El conflicto deriva en una lucha de suníes contra chiíes y cristianos

Decenas de peregrinos chiíes aguardan el riguroso control en la entrada del mausoleo Saida Zeinab, 12 kilómetros al sur de Damasco y uno de los lugares de peregrinación más importantes del mundo para la confesión. Sus puertas las custodian hombres de Hezbolá, partido-milicia libanés aliado del régimen sirio y considerado terrorista por Estados Unidos y la Unión Europea. Las calles fronterizas, designadas zona militar, son patrulladas por el Ejército sirio. Y a dos kilómetros se encuentra el frente desde donde rugen los combates contra rebeldes suníes.

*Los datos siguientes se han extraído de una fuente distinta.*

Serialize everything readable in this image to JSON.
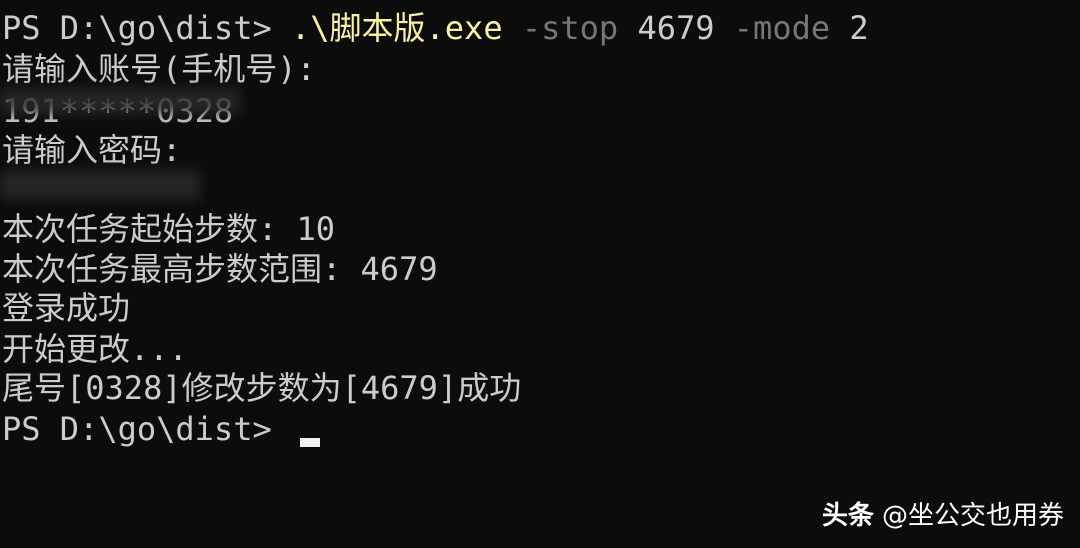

El mausoleo de Saida Zeinab se ha convertido en el símbolo de la sectarización religiosa de la guerra siria. El afán de protegerlo ante el avance rebelde fue la razón que Hasán Nasralá, líder de Hezbolá, expuso cuando en abril de 2013 admitió su injerencia en el conflicto. La milicia defendió conjuntamente con el Ejército sirio el mausoleo de los ataques rebeldes y recuperaron sus alrededores hace exactamente un año. En la franja oeste, fronteriza con Líbano, milicianos libaneses chiíes y soldados sirios combaten codo con codo. Esta vez, según alusiones de Nasralá, para frenar la amenaza yihadista. Grupos rebeldes suníes sirios respondieron a las palabras del líder de Hezbolá con una oleada de atentados en feudos chiíes libaneses y la extensión de los enfrentamientos a territorio libanés.

Um Alí, de 38 años y madre de cuatro, reza ante la tumba de Saida Zeinab. “Vivíamos en Yubar [periferia de Damasco], pero cuando los armados entraron tuvimos que salir con lo puesto. Si ven a un chií le cortan la cabeza”, relata. “Irán nos proporciona una pensión de 40 euros mensuales y casa. El resto lo aporta mi marido, que es funcionario”, añade. Al igual que ella, otras mujeres relatan cómo, tras huir del avance de rebeldes suníes, han buscado refugio en barrios cristianos o en bolsas de población chií como el barrio de Saida Zeinab.

“Nos sentimos más seguras con otras minorías”, asegura la vecina de rezo de Um Alí. A su lado, un grupo de peregrinas libanesas asiente. “Para nosotras tampoco son seguras las zonas suníes en Líbano. Si no fuera por Hezbolá, ya hace tiempo que los yihadistas habrían llegado a Dahie [periferia de Beirut y feudo chií]”, explica Abir Bzeih, que junto con otras 57 libanesas hace el peregrinaje desde Líbano.

El sectarismo que domina la política libanesa, dividida entre un bloque suní y otro chií, se extiende progresivamente a la vecina Siria al tiempo que ésta rebota el conflicto al Líbano. Un intercambio que ha unido a combatientes suníes sirios y libaneses en dos frentes: uno contra Hezbolá y el Ejército libanés en Líbano, y otro contra el Ejército sirio y Hezbolá en Siria.

En cuanto a los cristianos, los sirios cerraron filas junto al régimen de Bachar el Asad desde un principio. Los libaneses, que en un inicio se oponían a Hezbolá, apoyan hoy a una milicia que ven como una barrera ante el avance de yihadistas del Frente al Nusra (filial de Al Qaeda en Siria) y del Estado Islámico (EI) en territorio libanés.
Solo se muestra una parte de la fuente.